Here's how it works. You create a directory, e.g., /tmp/guestmount. You then create a subdirectory that has for its name the PID of the qemu process for the guest. Then you use sshfs to mount the guest's root file system on that subdirectory. For example:
# mkdir -p /tmp/guestmount # ps -eo pid,cmd | grep qemu | grep -v grep 24764 /usr/libexec/qemu-kvm -M pc -m 4096 -smp 4 -name guest01 -boot c -drive file=/var/lib/libvirt/images/guest01.img ... # mkdir /tmp/guestmount/24764 # sshfs -o allow_other,direct_io guest:/ /tmp/guestmount/24764
Then, instead of using the --guestkallsyms and --guestmodules options, you use the --guestmount option.
# perf kvm --host --guest --guestmount=/tmp/guestmount
When you are finished recording, unmount the guest file system using fusermount.
# fusermount -u /tmp/guestmount/24764
Use the perf kvm report command to generate a report from a data file created by perf kvm record. To generate a report for the host, use the --host argument.
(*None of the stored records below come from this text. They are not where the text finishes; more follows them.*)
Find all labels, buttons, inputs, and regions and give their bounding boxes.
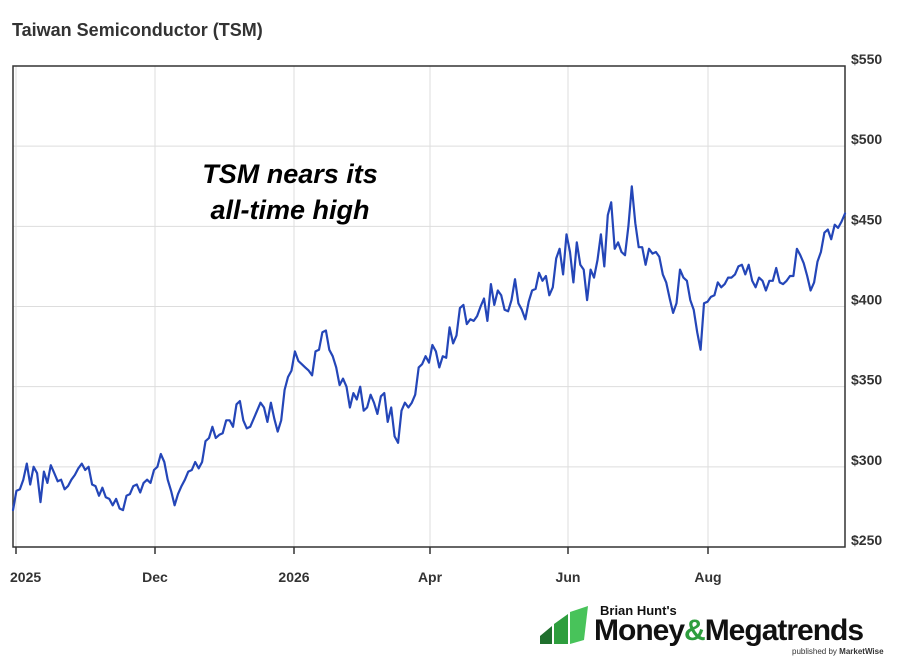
x-tick-label: 2025 [10, 569, 41, 585]
x-tick-label: 2026 [278, 569, 309, 585]
y-tick-label: $250 [851, 532, 882, 548]
logo-money: Money [594, 614, 685, 647]
money-megatrends-logo: Brian Hunt's Money&Megatrends published … [538, 603, 888, 656]
chart-title: Taiwan Semiconductor (TSM) [12, 20, 263, 40]
logo-sub-text: published by MarketWise [792, 647, 884, 656]
x-tick-label: Jun [556, 569, 581, 585]
x-tick-label: Apr [418, 569, 443, 585]
logo-ampersand: & [684, 614, 706, 647]
annotation-line-1: TSM nears its [202, 159, 378, 189]
x-tick-label: Dec [142, 569, 168, 585]
y-tick-label: $300 [851, 452, 882, 468]
growth-bars-icon [540, 606, 588, 644]
logo-published-by: published by [792, 647, 837, 656]
y-axis-ticks: $550 $500 $450 $400 $350 $300 $250 [851, 51, 882, 548]
chart-annotation: TSM nears its all-time high [120, 156, 460, 228]
y-tick-label: $450 [851, 211, 882, 227]
y-tick-label: $550 [851, 51, 882, 67]
plot-frame [12, 65, 846, 548]
logo-megatrends: Megatrends [704, 614, 864, 647]
x-tick-label: Aug [694, 569, 721, 585]
price-series-line [11, 185, 847, 512]
gridlines [13, 66, 845, 547]
logo-marketwise: MarketWise [839, 647, 884, 656]
y-tick-label: $500 [851, 131, 882, 147]
logo-top-text: Brian Hunt's [600, 603, 677, 618]
annotation-line-2: all-time high [210, 195, 370, 225]
series-line-group [11, 185, 847, 512]
x-axis-ticks: 2025 Dec 2026 Apr Jun Aug [10, 547, 722, 585]
y-tick-label: $350 [851, 372, 882, 388]
y-tick-label: $400 [851, 292, 882, 308]
logo-main-text: Money&Megatrends [594, 614, 864, 648]
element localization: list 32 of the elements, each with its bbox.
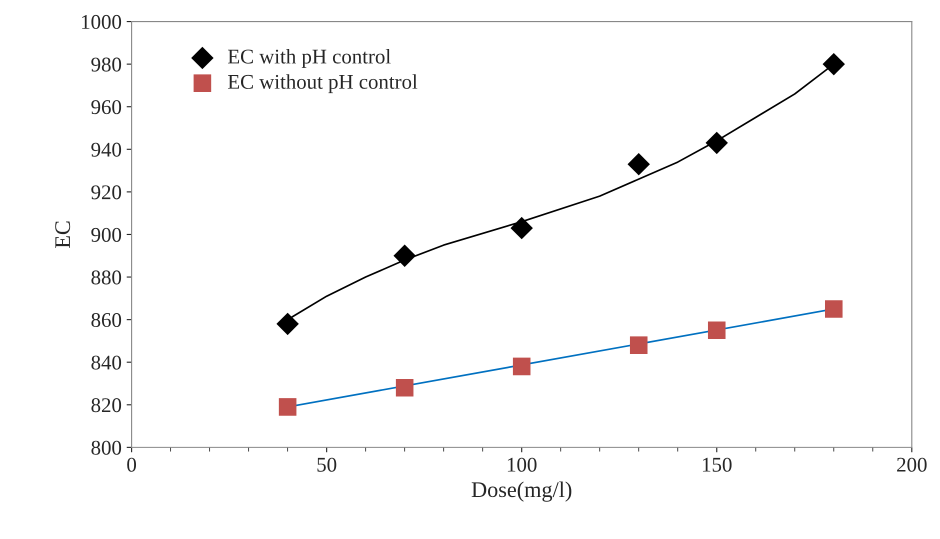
y-tick-label: 880: [91, 270, 122, 284]
y-tick-label: 820: [91, 398, 122, 412]
point: [708, 321, 726, 340]
x-tick-label: 0: [127, 458, 136, 472]
point: [512, 358, 530, 376]
point: [276, 312, 299, 336]
y-tick-label: 840: [91, 356, 122, 370]
point: [396, 378, 414, 397]
y-tick-label: 980: [91, 58, 122, 72]
y-tick-label: 960: [91, 100, 122, 114]
y-tick-label: 920: [91, 185, 122, 200]
x-tick-label: 50: [317, 458, 336, 472]
point: [824, 300, 843, 318]
legend-label: EC without pH control: [228, 74, 418, 94]
point: [822, 52, 845, 76]
legend-label: EC with pH control: [228, 48, 391, 68]
point: [393, 244, 416, 267]
x-axis-title: Dose(mg/l): [472, 482, 572, 502]
point: [628, 153, 650, 176]
point: [510, 216, 533, 240]
y-tick-label: 800: [91, 440, 122, 455]
y-tick-label: 940: [91, 142, 122, 157]
point: [278, 398, 296, 416]
point: [630, 336, 648, 354]
y-tick-label: 860: [91, 313, 122, 328]
y-tick-label: 900: [91, 228, 122, 242]
point: [706, 132, 728, 154]
x-tick-label: 100: [508, 458, 537, 472]
x-tick-label: 150: [702, 458, 732, 472]
y-axis-title: EC: [55, 221, 70, 248]
x-tick-label: 200: [897, 458, 927, 472]
y-tick-label: 1000: [82, 14, 122, 29]
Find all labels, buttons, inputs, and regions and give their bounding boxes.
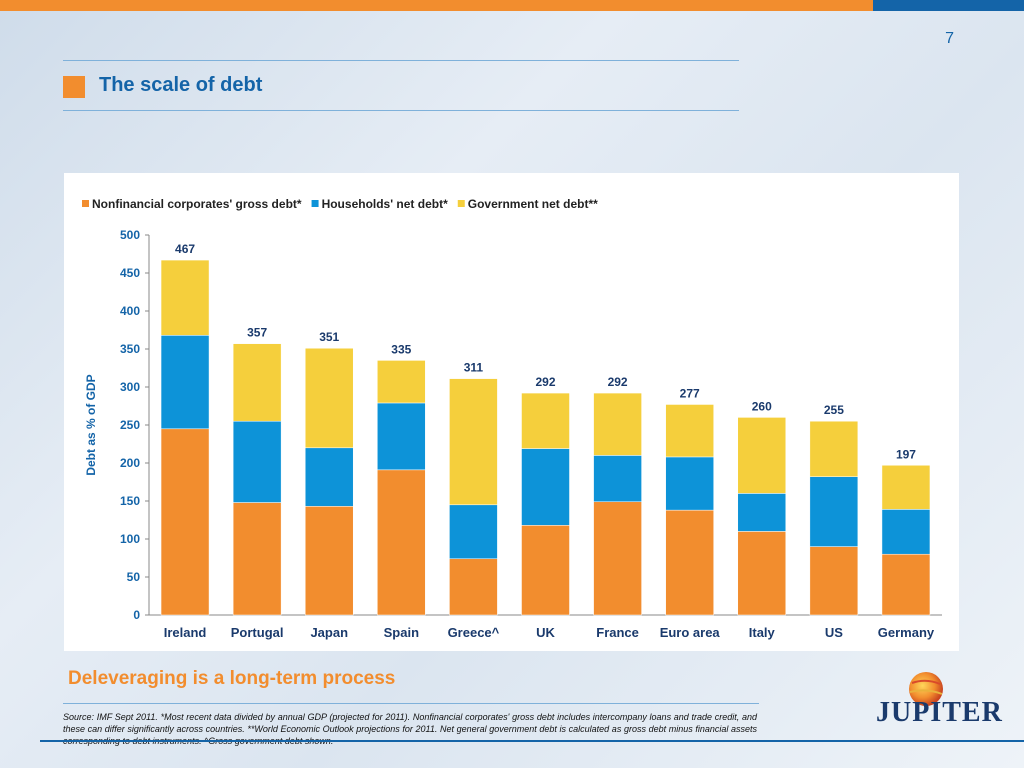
bar-euroarea-series-2 — [665, 404, 714, 458]
title-rule-bottom — [63, 110, 739, 111]
total-label-8: 260 — [752, 399, 772, 413]
x-tick-label-7: Euro area — [660, 625, 721, 640]
legend-swatch-1 — [311, 200, 319, 207]
x-tick-label-6: France — [596, 625, 639, 640]
total-label-7: 277 — [680, 386, 700, 400]
y-axis-label: Debt as % of GDP — [84, 374, 98, 475]
total-label-10: 197 — [896, 447, 916, 461]
bar-japan-series-1 — [304, 447, 354, 507]
x-tick-label-4: Greece^ — [448, 625, 500, 640]
x-tick-label-10: Germany — [878, 625, 935, 640]
slide-subtitle: Deleveraging is a long-term process — [68, 668, 396, 689]
bar-spain-series-2 — [377, 360, 426, 404]
total-label-0: 467 — [175, 242, 195, 256]
legend-swatch-0 — [82, 200, 89, 207]
page-number: 7 — [945, 30, 954, 47]
legend-label-1: Households' net debt* — [322, 197, 449, 211]
bar-greece-series-0 — [449, 558, 498, 616]
page-title: The scale of debt — [99, 74, 263, 96]
bar-italy-series-2 — [737, 417, 787, 494]
chart-panel: Nonfinancial corporates' gross debt* Hous… — [64, 173, 959, 651]
y-tick-label-0: 0 — [133, 608, 140, 622]
x-tick-label-3: Spain — [384, 625, 419, 640]
bar-portugal-series-1 — [232, 420, 282, 503]
bar-ireland-series-1 — [160, 335, 210, 430]
bar-uk-series-2 — [521, 392, 570, 449]
bar-germany-series-2 — [881, 465, 931, 510]
bar-italy-series-0 — [737, 531, 787, 616]
total-label-4: 311 — [464, 361, 484, 375]
bar-france-series-1 — [593, 455, 642, 503]
total-label-6: 292 — [608, 375, 628, 389]
legend-label-2: Government net debt** — [468, 197, 598, 211]
total-label-2: 351 — [319, 330, 339, 344]
footer-line — [40, 740, 1024, 742]
bar-greece-series-2 — [449, 378, 498, 506]
top-accent-bar-blue — [873, 0, 1024, 11]
total-label-1: 357 — [247, 326, 267, 340]
bar-germany-series-0 — [881, 553, 931, 616]
x-tick-label-8: Italy — [749, 625, 776, 640]
y-tick-label-200: 200 — [120, 456, 140, 470]
bar-ireland-series-2 — [160, 259, 210, 336]
top-accent-bar-orange — [0, 0, 873, 11]
y-tick-label-100: 100 — [120, 532, 140, 546]
title-bullet — [63, 76, 85, 98]
x-tick-label-2: Japan — [310, 625, 348, 640]
bar-portugal-series-0 — [232, 502, 282, 616]
x-tick-label-0: Ireland — [164, 625, 207, 640]
bar-uk-series-1 — [521, 448, 570, 526]
y-tick-label-150: 150 — [120, 494, 140, 508]
bar-us-series-0 — [809, 546, 859, 616]
legend-label-0: Nonfinancial corporates' gross debt* — [92, 197, 302, 211]
y-tick-label-450: 450 — [120, 266, 140, 280]
bar-france-series-0 — [593, 501, 642, 616]
total-label-5: 292 — [535, 375, 555, 389]
x-tick-label-9: US — [825, 625, 843, 640]
total-label-9: 255 — [824, 403, 844, 417]
logo-text: JUPITER — [876, 697, 1003, 728]
bar-france-series-2 — [593, 392, 642, 456]
y-tick-label-50: 50 — [127, 570, 141, 584]
x-tick-label-5: UK — [536, 625, 555, 640]
y-tick-label-250: 250 — [120, 418, 140, 432]
bar-germany-series-1 — [881, 509, 931, 555]
bar-ireland-series-0 — [160, 428, 210, 616]
x-tick-label-1: Portugal — [231, 625, 284, 640]
jupiter-logo-icon — [909, 672, 943, 706]
bar-greece-series-1 — [449, 504, 498, 560]
bar-japan-series-2 — [304, 347, 354, 449]
y-tick-label-500: 500 — [120, 228, 140, 242]
bar-spain-series-0 — [377, 469, 426, 616]
title-rule-top — [63, 60, 739, 61]
bar-uk-series-0 — [521, 525, 570, 616]
y-tick-label-300: 300 — [120, 380, 140, 394]
legend-swatch-2 — [457, 200, 465, 207]
bar-us-series-2 — [809, 420, 859, 477]
source-rule — [63, 703, 759, 704]
total-label-3: 335 — [391, 342, 411, 356]
bar-us-series-1 — [809, 476, 859, 547]
bar-japan-series-0 — [304, 506, 354, 616]
bar-italy-series-1 — [737, 493, 787, 532]
stacked-bar-chart: Nonfinancial corporates' gross debt* Hous… — [82, 197, 942, 640]
y-tick-label-350: 350 — [120, 342, 140, 356]
bar-euroarea-series-0 — [665, 509, 714, 616]
bar-euroarea-series-1 — [665, 456, 714, 511]
y-tick-label-400: 400 — [120, 304, 140, 318]
bar-portugal-series-2 — [232, 343, 282, 422]
bar-spain-series-1 — [377, 402, 426, 471]
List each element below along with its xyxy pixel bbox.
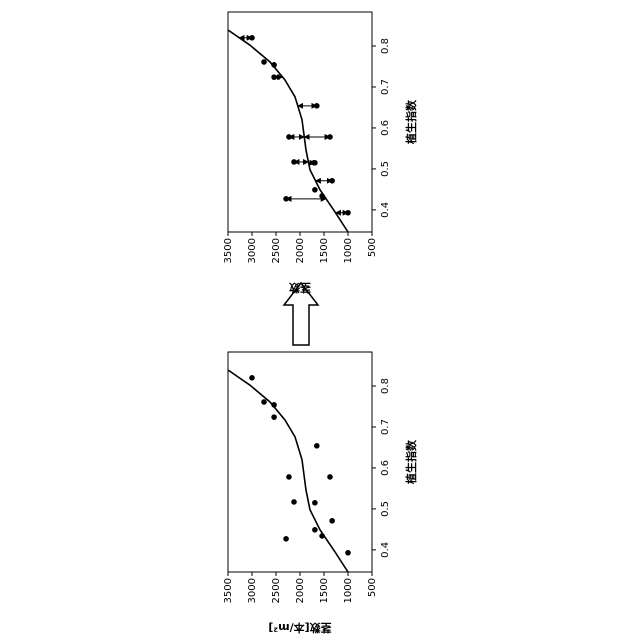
x-tick-label: 0.7 [380,79,391,95]
x-tick-label: 0.6 [380,460,391,476]
x-tick-label: 0.6 [380,120,391,136]
y-tick-label: 2000 [295,238,306,263]
data-point [329,178,335,184]
data-point [312,187,318,193]
y-axis-label: 茎数 [288,281,311,295]
data-point [261,399,267,405]
data-point [283,536,289,542]
x-tick-label: 0.8 [380,38,391,54]
y-tick-label: 3500 [223,238,234,263]
data-point [271,414,277,420]
data-point [286,134,292,140]
data-point [314,443,320,449]
y-tick-label: 2000 [295,578,306,603]
data-point [271,74,277,80]
x-tick-label: 0.7 [380,419,391,435]
y-tick-label: 2500 [271,238,282,263]
x-axis-label: 植生指数 [404,99,418,145]
figure: 0.4 0.5 0.6 0.7 0.8 3500 3000 2500 2000 1500 1000 5… [0,0,640,640]
data-point [327,134,333,140]
data-point [327,474,333,480]
data-point [286,474,292,480]
data-point [283,196,289,202]
x-tick-label: 0.5 [380,501,391,517]
x-tick-label: 0.4 [380,202,391,218]
y-tick-label: 500 [367,238,378,257]
data-point [312,500,318,506]
data-point [314,103,320,109]
y-tick-label: 1500 [319,238,330,263]
data-point [345,210,351,216]
fit-curve [228,370,348,572]
data-point [271,402,277,408]
x-axis-label: 植生指数 [404,439,418,485]
data-point [329,518,335,524]
y-tick-label: 1000 [343,238,354,263]
y-tick-label: 3500 [223,578,234,603]
fit-curve [228,30,348,232]
data-point [319,533,325,539]
data-point [291,159,297,165]
data-point [345,550,351,556]
y-tick-label: 1000 [343,578,354,603]
chart: 0.4 0.5 0.6 0.7 0.8 3500 3000 2500 2000 1500 1000 5… [223,352,418,635]
y-axis-label: 茎数[本/m²] [268,621,331,635]
data-point [319,193,325,199]
data-point [261,59,267,65]
data-point [249,35,255,41]
y-tick-label: 500 [367,578,378,597]
x-tick-label: 0.5 [380,161,391,177]
x-tick-label: 0.4 [380,542,391,558]
y-tick-label: 3000 [247,578,258,603]
data-point [312,527,318,533]
data-point [271,62,277,68]
data-point [312,160,318,166]
x-tick-label: 0.8 [380,378,391,394]
y-tick-label: 1500 [319,578,330,603]
y-tick-label: 2500 [271,578,282,603]
chart: 0.4 0.5 0.6 0.7 0.8 3500 3000 2500 2000 1500 1000 5… [223,12,418,295]
y-tick-label: 3000 [247,238,258,263]
data-point [249,375,255,381]
data-point [291,499,297,505]
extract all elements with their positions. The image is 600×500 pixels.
# perf kvm --host --guestmount=/tmp/guestmount report
To generate a report for the guest, use the --guest argument.
# perf kvm --guest --guestmount=/tmp/guestmount report
By default the perf report command will read perf.data.host for a host report and perf.data.guest for a guest report. Use the -i option if you want to use a different input file.
# perf kvm --host --guestmount=/tmp/guestmount report -i /tmp/perf.data.kvm
The perf report command sends its output to standard out. If you want the output to go to a file, redirect the output to a file. Don't use the -o option. Contrary to the help text, it does not work.